Explication du poème
Ce poème fut composé par Li Bai durant les dernières années du règne de l'empereur Xuanzong des Tang. En évoquant la légende de la Déesse du mont Wu et du roi Xiang de Chu, le poète utilise le passé pour critiquer le présent, exprimant sa réprobation face à un souverain absorbé par les plaisirs et négligeant les affaires de l'État.
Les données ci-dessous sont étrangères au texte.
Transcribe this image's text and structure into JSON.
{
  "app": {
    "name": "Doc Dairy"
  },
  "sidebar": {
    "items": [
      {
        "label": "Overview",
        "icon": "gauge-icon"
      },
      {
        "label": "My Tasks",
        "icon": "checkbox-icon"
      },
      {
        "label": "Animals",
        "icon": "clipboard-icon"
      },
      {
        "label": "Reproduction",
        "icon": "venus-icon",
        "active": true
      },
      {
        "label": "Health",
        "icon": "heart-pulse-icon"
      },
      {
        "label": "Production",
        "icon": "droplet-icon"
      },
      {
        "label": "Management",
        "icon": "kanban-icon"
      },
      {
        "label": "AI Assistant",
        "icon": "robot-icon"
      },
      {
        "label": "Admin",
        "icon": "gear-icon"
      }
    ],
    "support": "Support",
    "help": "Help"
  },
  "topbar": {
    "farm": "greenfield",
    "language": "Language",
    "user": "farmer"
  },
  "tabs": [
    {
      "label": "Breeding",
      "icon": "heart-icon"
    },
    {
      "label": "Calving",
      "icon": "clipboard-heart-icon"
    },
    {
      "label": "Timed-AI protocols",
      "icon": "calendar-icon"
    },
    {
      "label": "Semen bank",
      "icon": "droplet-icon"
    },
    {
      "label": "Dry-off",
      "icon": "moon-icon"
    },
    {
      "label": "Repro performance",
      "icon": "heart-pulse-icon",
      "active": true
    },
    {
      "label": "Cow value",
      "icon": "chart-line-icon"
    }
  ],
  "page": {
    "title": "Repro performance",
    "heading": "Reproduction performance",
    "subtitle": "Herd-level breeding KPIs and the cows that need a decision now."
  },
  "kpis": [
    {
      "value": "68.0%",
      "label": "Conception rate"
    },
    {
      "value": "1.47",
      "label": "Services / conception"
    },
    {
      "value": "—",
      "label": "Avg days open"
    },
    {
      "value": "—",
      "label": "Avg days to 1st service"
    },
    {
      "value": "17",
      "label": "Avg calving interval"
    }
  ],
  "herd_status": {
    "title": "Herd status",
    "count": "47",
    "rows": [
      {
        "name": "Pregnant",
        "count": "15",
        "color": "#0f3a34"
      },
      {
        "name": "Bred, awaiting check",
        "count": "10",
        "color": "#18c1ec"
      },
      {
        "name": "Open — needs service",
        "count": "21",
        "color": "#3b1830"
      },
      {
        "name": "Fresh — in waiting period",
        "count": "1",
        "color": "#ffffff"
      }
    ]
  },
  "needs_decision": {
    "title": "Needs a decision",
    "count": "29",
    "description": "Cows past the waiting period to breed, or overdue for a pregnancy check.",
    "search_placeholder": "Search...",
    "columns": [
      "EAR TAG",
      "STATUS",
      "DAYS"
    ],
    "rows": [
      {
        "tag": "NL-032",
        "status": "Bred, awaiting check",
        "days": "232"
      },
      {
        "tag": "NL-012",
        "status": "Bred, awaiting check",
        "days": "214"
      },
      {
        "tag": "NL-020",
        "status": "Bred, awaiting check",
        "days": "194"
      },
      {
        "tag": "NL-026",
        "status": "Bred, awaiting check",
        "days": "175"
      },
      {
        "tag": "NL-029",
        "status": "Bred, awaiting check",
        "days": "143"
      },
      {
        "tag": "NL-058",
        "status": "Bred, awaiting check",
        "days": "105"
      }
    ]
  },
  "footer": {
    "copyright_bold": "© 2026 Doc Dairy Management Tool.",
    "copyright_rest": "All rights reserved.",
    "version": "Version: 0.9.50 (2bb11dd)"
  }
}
La légende de la Déesse, issue Rhapsodie de Gaotang et Rhapsodie de la Déesse de Song Yu (époque des Royaumes combattants), raconte les rencontres oniriques entre le roi Xiang et la déesse. Ce thème devint ensuite, pour les lettrés, un symbole de la critique des souverains oublieux de leurs devoirs. En visitant la terrasse solaire (阳台) du mont Wu, Li Bai, tout en commémorant le passé, vise en réalité Xuanzong, épris de sa concubine Yang Guifei et livré aux plaisirs, affaiblissant l'État et préparant le terrain à la révolte d'An Lushan.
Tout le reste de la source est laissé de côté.